David Larcker is the James Irvin Miller Professor of Accounting at Stanford University.
In the paper, The Efficacy of Shareholder Voting: Evidence from Equity Compensation Plans, which was recently made publicly available on SSRN, my co-authors (Christopher Armstrong of the University of Pennsylvania and Ian Gow of Harvard Business School) and I examine the efficacy of shareholder voting in effecting changes in corporate policy. We focus on the effects of shareholder voting on equity-based compensation plans on firms’ executive compensation policies for two reasons. First, equity compensation plans are widespread and require shareholder approval, making votes on these plans the most common subject of shareholder voting after director elections and auditor ratification.

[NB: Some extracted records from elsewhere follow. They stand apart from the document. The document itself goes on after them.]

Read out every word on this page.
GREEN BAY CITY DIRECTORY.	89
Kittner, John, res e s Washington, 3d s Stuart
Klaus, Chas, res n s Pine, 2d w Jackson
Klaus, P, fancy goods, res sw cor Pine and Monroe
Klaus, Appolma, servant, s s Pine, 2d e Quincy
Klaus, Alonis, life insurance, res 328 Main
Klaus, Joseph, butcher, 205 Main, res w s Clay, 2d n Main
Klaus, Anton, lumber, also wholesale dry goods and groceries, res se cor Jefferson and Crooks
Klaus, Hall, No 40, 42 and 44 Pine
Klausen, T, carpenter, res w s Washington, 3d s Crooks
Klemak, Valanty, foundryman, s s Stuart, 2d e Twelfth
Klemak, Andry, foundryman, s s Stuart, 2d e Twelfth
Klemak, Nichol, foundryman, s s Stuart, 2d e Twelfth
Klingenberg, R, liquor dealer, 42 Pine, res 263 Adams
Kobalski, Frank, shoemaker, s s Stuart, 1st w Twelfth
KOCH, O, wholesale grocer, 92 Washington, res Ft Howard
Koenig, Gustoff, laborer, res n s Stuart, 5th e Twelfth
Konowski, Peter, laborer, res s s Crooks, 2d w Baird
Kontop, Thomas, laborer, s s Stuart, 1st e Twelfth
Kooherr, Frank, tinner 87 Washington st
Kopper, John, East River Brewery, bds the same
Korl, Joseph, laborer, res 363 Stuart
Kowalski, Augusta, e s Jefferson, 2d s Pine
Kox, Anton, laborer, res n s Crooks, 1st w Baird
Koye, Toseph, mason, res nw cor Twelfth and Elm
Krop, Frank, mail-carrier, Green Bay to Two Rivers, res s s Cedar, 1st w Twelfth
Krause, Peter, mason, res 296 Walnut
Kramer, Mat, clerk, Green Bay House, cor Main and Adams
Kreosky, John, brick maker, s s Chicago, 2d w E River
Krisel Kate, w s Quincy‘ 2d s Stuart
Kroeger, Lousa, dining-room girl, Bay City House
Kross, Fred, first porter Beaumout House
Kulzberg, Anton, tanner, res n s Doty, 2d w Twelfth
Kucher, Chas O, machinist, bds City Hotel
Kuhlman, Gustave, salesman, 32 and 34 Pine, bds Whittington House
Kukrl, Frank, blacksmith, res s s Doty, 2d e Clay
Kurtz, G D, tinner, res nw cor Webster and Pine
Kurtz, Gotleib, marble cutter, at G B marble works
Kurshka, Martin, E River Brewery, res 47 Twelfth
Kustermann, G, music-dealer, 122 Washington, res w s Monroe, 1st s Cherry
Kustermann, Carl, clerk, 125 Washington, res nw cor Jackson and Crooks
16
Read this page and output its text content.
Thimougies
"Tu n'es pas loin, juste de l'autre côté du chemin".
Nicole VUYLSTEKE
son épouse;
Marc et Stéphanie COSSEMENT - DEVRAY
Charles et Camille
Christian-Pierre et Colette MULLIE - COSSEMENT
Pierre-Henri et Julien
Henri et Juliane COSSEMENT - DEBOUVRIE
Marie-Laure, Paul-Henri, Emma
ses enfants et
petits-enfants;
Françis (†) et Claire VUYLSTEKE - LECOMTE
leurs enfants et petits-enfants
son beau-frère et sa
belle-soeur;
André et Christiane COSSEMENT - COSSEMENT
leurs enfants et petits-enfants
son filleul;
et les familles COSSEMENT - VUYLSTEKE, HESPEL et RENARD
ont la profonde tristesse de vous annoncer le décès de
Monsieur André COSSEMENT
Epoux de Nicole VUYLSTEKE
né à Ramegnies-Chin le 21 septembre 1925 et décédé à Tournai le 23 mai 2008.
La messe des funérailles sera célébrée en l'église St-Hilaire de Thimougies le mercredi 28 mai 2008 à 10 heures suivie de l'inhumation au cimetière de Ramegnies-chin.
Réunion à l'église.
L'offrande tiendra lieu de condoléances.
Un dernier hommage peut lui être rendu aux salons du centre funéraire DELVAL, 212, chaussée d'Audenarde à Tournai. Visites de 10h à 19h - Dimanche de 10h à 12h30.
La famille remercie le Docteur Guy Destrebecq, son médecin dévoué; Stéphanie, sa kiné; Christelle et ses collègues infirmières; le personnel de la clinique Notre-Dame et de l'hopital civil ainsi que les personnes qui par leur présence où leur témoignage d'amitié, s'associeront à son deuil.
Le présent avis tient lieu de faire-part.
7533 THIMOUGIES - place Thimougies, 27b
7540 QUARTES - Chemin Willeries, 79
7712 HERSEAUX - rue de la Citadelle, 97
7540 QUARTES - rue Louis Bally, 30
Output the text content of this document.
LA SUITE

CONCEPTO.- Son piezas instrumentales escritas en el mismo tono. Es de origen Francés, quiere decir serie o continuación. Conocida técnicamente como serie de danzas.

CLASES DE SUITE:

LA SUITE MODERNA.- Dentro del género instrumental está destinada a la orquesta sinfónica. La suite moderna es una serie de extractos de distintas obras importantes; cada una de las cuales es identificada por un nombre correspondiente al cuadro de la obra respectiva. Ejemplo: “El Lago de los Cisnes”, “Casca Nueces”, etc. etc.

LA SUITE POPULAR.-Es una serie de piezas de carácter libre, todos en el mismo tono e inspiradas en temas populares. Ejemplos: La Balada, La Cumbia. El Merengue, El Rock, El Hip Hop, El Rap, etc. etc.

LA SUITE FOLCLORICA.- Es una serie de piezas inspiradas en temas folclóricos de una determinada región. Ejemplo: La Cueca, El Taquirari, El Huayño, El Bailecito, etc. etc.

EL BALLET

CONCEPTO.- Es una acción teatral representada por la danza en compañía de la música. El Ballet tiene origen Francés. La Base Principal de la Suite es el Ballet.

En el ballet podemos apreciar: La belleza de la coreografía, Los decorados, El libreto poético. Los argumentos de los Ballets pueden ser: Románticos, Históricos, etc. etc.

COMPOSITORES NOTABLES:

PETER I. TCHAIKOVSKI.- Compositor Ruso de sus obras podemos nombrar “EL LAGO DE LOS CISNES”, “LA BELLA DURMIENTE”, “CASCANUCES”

Second, equity compensation proposals attract much higher levels of shareholder disapproval than most other company-sponsored proposals that are put to shareholder vote (e.g., director elections and auditor ratification nearly always receive in excess of 90% shareholder support), making them a more powerful setting for empirical analysis.
Of the 619 management-sponsored proposals rejected by shareholders between 2001 and 2010, 183 (30%) related to equity compensation plans. For the 2,659 management-sponsored proposals where Institutional Shareholder Services (ISS), a leading proxy advisory firm, recommended a vote against the proposal, 1,719 (65%) related to equity compensation plans. Moreover, ISS recommended against 27% of the 6,270 equity compensation plans considered between 2001 and 2010. Although only 2% of equity compensation proposals fail to receive the required level of shareholder support, this is substantially larger than the 0.07% failure rate for director elections, which have received considerably greater attention in recent research on shareholder voting and executive compensation.